The usual practice of sampling plants and analyzing them reveals only the chemicals that are being expressed on a particular day and time, depending on the stresses--insects, weather, or disease--the plant is responding to, says H. Maelor Davies, director of KTRDC. "We now know that plants have many more natural products pathways, but they are expressed only under certain conditions. The hidden chemical diversity is apparent at the genome level, and we are now poised to reveal it."
To uncover that hidden chemical diversity, Naprogenix randomly mutates large populations of plant cells and screens the resulting cultures for compounds of interest, says John Littleton, a professor of molecular and biomedical pharmacology at the University of Kentucky, Lexington, and chief biomedical research officer of Naprogenix. "We then establish what the compounds are and what bit of genome has been activated to produce them," he adds.
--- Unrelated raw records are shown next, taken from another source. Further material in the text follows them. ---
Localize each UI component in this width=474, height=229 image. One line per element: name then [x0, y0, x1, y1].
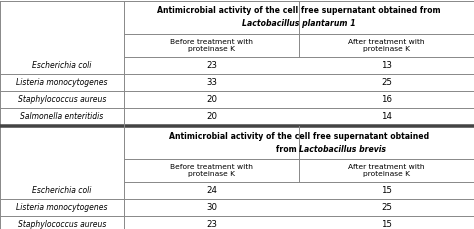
Text: 16: 16 — [381, 95, 392, 104]
Text: 33: 33 — [206, 78, 217, 87]
Text: 30: 30 — [206, 203, 217, 212]
Text: 20: 20 — [206, 112, 217, 121]
Text: Salmonella enteritidis: Salmonella enteritidis — [20, 112, 104, 121]
Text: Escherichia coli: Escherichia coli — [32, 186, 92, 195]
Text: Antimicrobial activity of the cell free supernatant obtained: Antimicrobial activity of the cell free … — [169, 131, 429, 141]
Text: Staphylococcus aureus: Staphylococcus aureus — [18, 95, 106, 104]
Text: 25: 25 — [381, 203, 392, 212]
Text: Before treatment with
proteinase K: Before treatment with proteinase K — [170, 39, 253, 52]
Text: Lactobacillus plantarum 1: Lactobacillus plantarum 1 — [242, 19, 356, 28]
Text: 14: 14 — [381, 112, 392, 121]
Text: Before treatment with
proteinase K: Before treatment with proteinase K — [170, 164, 253, 177]
Text: from: from — [275, 145, 299, 154]
Text: 24: 24 — [206, 186, 217, 195]
Text: 20: 20 — [206, 95, 217, 104]
Text: 15: 15 — [381, 186, 392, 195]
Text: After treatment with
proteinase K: After treatment with proteinase K — [348, 39, 425, 52]
Text: Listeria monocytogenes: Listeria monocytogenes — [16, 203, 108, 212]
Text: Staphylococcus aureus: Staphylococcus aureus — [18, 220, 106, 229]
Text: Escherichia coli: Escherichia coli — [32, 61, 92, 70]
Text: 23: 23 — [206, 220, 217, 229]
Text: 13: 13 — [381, 61, 392, 70]
Text: Antimicrobial activity of the cell free supernatant obtained from: Antimicrobial activity of the cell free … — [157, 6, 441, 16]
Text: After treatment with
proteinase K: After treatment with proteinase K — [348, 164, 425, 177]
Text: 23: 23 — [206, 61, 217, 70]
Text: Listeria monocytogenes: Listeria monocytogenes — [16, 78, 108, 87]
Text: 15: 15 — [381, 220, 392, 229]
Text: 25: 25 — [381, 78, 392, 87]
Text: Lactobacillus brevis: Lactobacillus brevis — [299, 145, 386, 154]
Other groups are manipulating plant genomes but largely through use of whole plants. By doing it at the cell culture level, Naprogenix can produce a lot of clones of mutated cells very rapidly, and sourcing an interesting compound would not be quite so burdensome, Littleton says.
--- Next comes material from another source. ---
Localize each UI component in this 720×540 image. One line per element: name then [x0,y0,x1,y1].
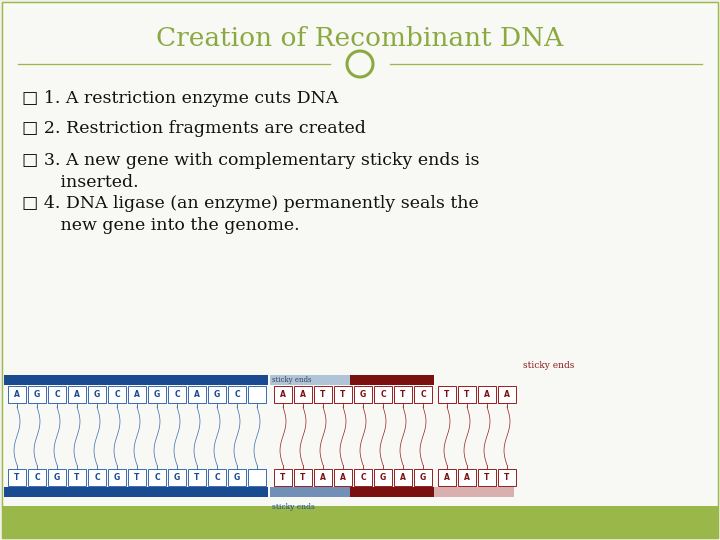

For now, Naprogenix is testing its ideas on tobacco, but the same general approach can be used with any plant. "As more plant genomic information becomes available, it would be possible to establish what particular plants would be good sources of specific compounds that might be of value to drug discovery," Littleton says. Accessing chemical diversity by genomic manipulation is not unique to plants, he adds. "But plants are a particularly good source of chemical diversity, and that's why we are interested in them."
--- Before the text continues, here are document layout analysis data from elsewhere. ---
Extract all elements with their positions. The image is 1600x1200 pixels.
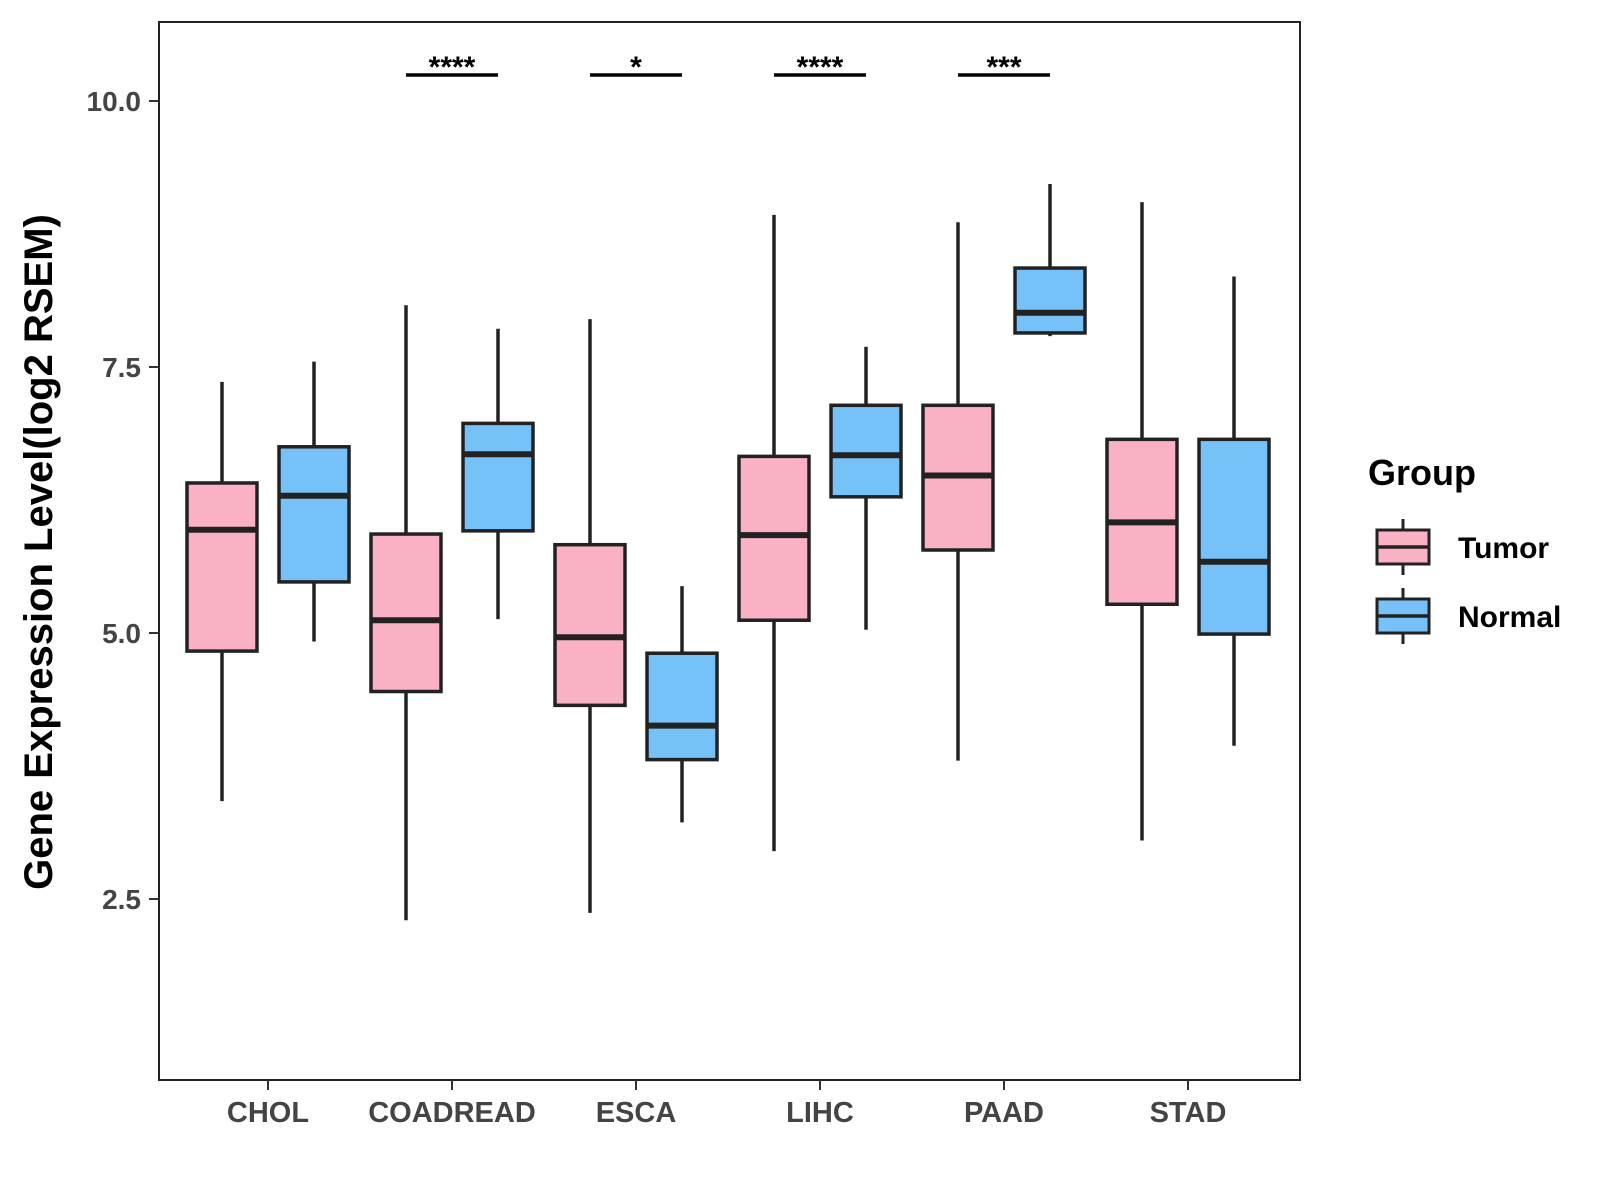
- legend: Group Tumor Normal: [1368, 452, 1561, 644]
- y-tick-label: 5.0: [102, 618, 141, 649]
- box-normal-esca: [645, 586, 719, 823]
- significance-esca: *: [590, 51, 682, 84]
- box-normal-coadread: [461, 328, 535, 620]
- x-tick-label: ESCA: [596, 1097, 677, 1129]
- legend-title: Group: [1368, 452, 1476, 493]
- box-body: [277, 445, 351, 584]
- x-tick-label: COADREAD: [368, 1097, 536, 1129]
- significance-label: ***: [986, 51, 1021, 84]
- y-axis-label: Gene Expression Level(log2 RSEM): [17, 214, 61, 890]
- box-tumor-paad: [921, 222, 995, 761]
- significance-label: ****: [429, 51, 476, 84]
- box-body: [461, 421, 535, 533]
- box-normal-paad: [1013, 183, 1087, 337]
- significance-coadread: ****: [406, 51, 498, 84]
- box-tumor-esca: [553, 319, 627, 913]
- significance-label: ****: [797, 51, 844, 84]
- box-normal-lihc: [829, 346, 903, 630]
- box-body: [737, 454, 811, 622]
- legend-label: Normal: [1458, 601, 1561, 634]
- box-tumor-stad: [1105, 202, 1179, 841]
- x-tick-label: PAAD: [964, 1097, 1044, 1129]
- x-tick-label: STAD: [1150, 1097, 1227, 1129]
- boxes-layer: [185, 183, 1271, 921]
- box-body: [1197, 437, 1271, 636]
- legend-label: Tumor: [1458, 532, 1549, 565]
- plot-border: [158, 21, 1301, 1081]
- box-body: [645, 651, 719, 762]
- y-tick-label: 2.5: [102, 884, 141, 915]
- box-body: [369, 532, 443, 694]
- box-body: [1013, 266, 1087, 335]
- box-body: [185, 481, 259, 653]
- box-normal-chol: [277, 361, 351, 642]
- legend-item-normal: Normal: [1375, 588, 1561, 644]
- box-body: [829, 403, 903, 499]
- legend-item-tumor: Tumor: [1375, 519, 1549, 575]
- significance-lihc: ****: [774, 51, 866, 84]
- plot-area: [158, 21, 1301, 1081]
- x-tick-label: CHOL: [227, 1097, 309, 1129]
- significance-layer: **** * **** ***: [406, 51, 1050, 84]
- y-tick-label: 10.0: [87, 86, 142, 117]
- axes-layer: 2.5 5.0 7.5 10.0 CHOL COADREAD ESCA LIHC PAAD STA…: [87, 86, 1227, 1129]
- box-tumor-chol: [185, 381, 259, 802]
- significance-paad: ***: [958, 51, 1050, 84]
- significance-label: *: [630, 51, 642, 84]
- y-tick-label: 7.5: [102, 352, 141, 383]
- x-tick-label: LIHC: [786, 1097, 854, 1129]
- box-tumor-lihc: [737, 214, 811, 852]
- box-normal-stad: [1197, 276, 1271, 746]
- box-tumor-coadread: [369, 305, 443, 921]
- box-body: [553, 542, 627, 708]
Meanwhile, at Galileo Pharmaceuticals, Santa Clara, Calif., natural products are key in the search for drugs to treat inflammatory, metabolic, and neoplastic diseases arising from defects in redox signaling. "Natural products participate in numerous reactions involving redox chemistry," CEO Guy Miller says. "If we omit natural products from our programs, we would be overlooking a significant portion of chemical space where redox-based molecular scaffolds reside."
The company is using the similarities in the redox biochemistries of plant and animal systems to explore the therapeutic utility of plant secondary metabolites that are induced by stress. For example, a stroke, which is a disruption of blood flow in the brain, "leads to immediate alterations in charge-transfer reactions that trigger a host of pathologies, including inflammation," Miller explains. The company models analogous biochemical events in plant culture systems and examines the secondary metabolites produced in response to the stress. It has isolated several novel redox-based charge-transfer scaffolds, which have served as templates for construction of libraries with charge-transfer attributes.
Galileo's approach has attracted 10 pharmaceutical partners and has yielded several novel chemical scaffolds that are being developed against inflammatory, metabolic, and neoplastic targets. One compound will enter clinical trials within a year for a rare indication of a neuroinflammatory disease, Miller says.
In addition, Galileo has partnered with a major U.S. pharmaceutical company in a double-digit million-dollar deal to bring candidates to clinical trials for dermatologic inflammatory disease within 12 to 18 months. And it is negotiating partnerships to move to the clinic candidates targeting other inflammatory indications such as cardiovascular disease and macular degeneration.
The charge-transfer chemistry that underlies biology is "highly underexploited for drug discovery," Miller says. Now, redox system malfunctions are known to be involved in diseases. "Our pioneering work in rational design of charge-transfer molecular scaffolds, keying off of nature's adaptive responses to redox malfunctions, is the differentiating element of our drug discovery program," he adds.
Natural products have fallen out of favor in certain sectors of the pharmaceutical industry. But some drugmakers continue to be confident that nature's wellspring will keep on yielding valuable human cures. "The point is not that natural products will solve all problems," Gould points out. "It is that a lot of problems are not being solved because natural products are not being examined."